Now it was time for the big journey, south and east to Katherine and Threeways and then all the way east to Cairns, a massive total of 2000km of road lay ahead. We planned to cover this land in three days and so to give ourselves a head start we drove out from Katherine that evening to a little outback town named Mataranka. It was a small place, population of five hundred, as we passed the "Welcome to Mataranka, land of the never never" sign the oil light came on the dash. We pulled over and checked the dipstick, sure enough she was right out of oil...this was a sudden loss of oil... initially perplexing but with one peep under the engine we knew why, the oil was pouring out! Our hearts sank, we thought we truly might be stuck in Jeanie Gunn's fictional land of the Never-Never for ever-ever. With no garages open at 8pm we checked into a kangaroo infested campsite and fretted ourselves to sleep.

Bright and early we sought out Willies' Auto's, the only garage in town and hoped he wasn't a hillbilly crook. Fortunately he was as down to earth as they get, he and his son were an honest pair who couldn't help us enough. They hoisted Stan up, we waited like expectant fathers for the verdict. And we couldn't have had a better result, a seal on an oil switch had cracked up with the extreme heat (apparently it happens all the time up here) which was a simple and cheap problem to fix. The wave of relief washed over us and with beaming grins we shook hands with Willie, parting with a mere $80 and setting off on our way. It was our first outback mechanic experience and a lot less painful than we had imagined.

So we were on the road again, and what roads they were. Hundreds of kilometres of bitumen stretching across the Australian bush. For the next two and a half days we marvelled at the vast open spaces, the endless (and stinky) carcasses of cows and kangaroos bulldozed by speeding road trains, and the enormous raptors or eagles who feasted on the flesh barely batting an eye as we drove past them.

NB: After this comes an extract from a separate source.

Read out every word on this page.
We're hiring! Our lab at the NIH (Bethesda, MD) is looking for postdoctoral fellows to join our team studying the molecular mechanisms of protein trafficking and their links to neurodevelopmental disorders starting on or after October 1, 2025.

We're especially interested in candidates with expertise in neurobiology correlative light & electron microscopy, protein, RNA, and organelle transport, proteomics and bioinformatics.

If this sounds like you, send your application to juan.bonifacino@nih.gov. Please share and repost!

And it wasn't just animal carcasses that we zoomed past, every few kilometres were burnt out, piles of rust that used to be cars, a reminder of how lucky we were to break down in friendly Mataranka. It was an essential Australian experience, to be at one with the open road, the heat, the gigantic road trains who thunder towards you, rocking the car as they steam by leaving you in a cloud of dust. We camped beside the roads in conveniently regular rest areas, where aside from the odd rumbling of a truck our nights were peaceful. Some roads were arduously long and straight, with only a desolate cattle ranch to break up the view, and I won't deny we did go a little crazy. But on the whole the drive across the top end was one of the best and most challenging journeys of our trip and we loved it!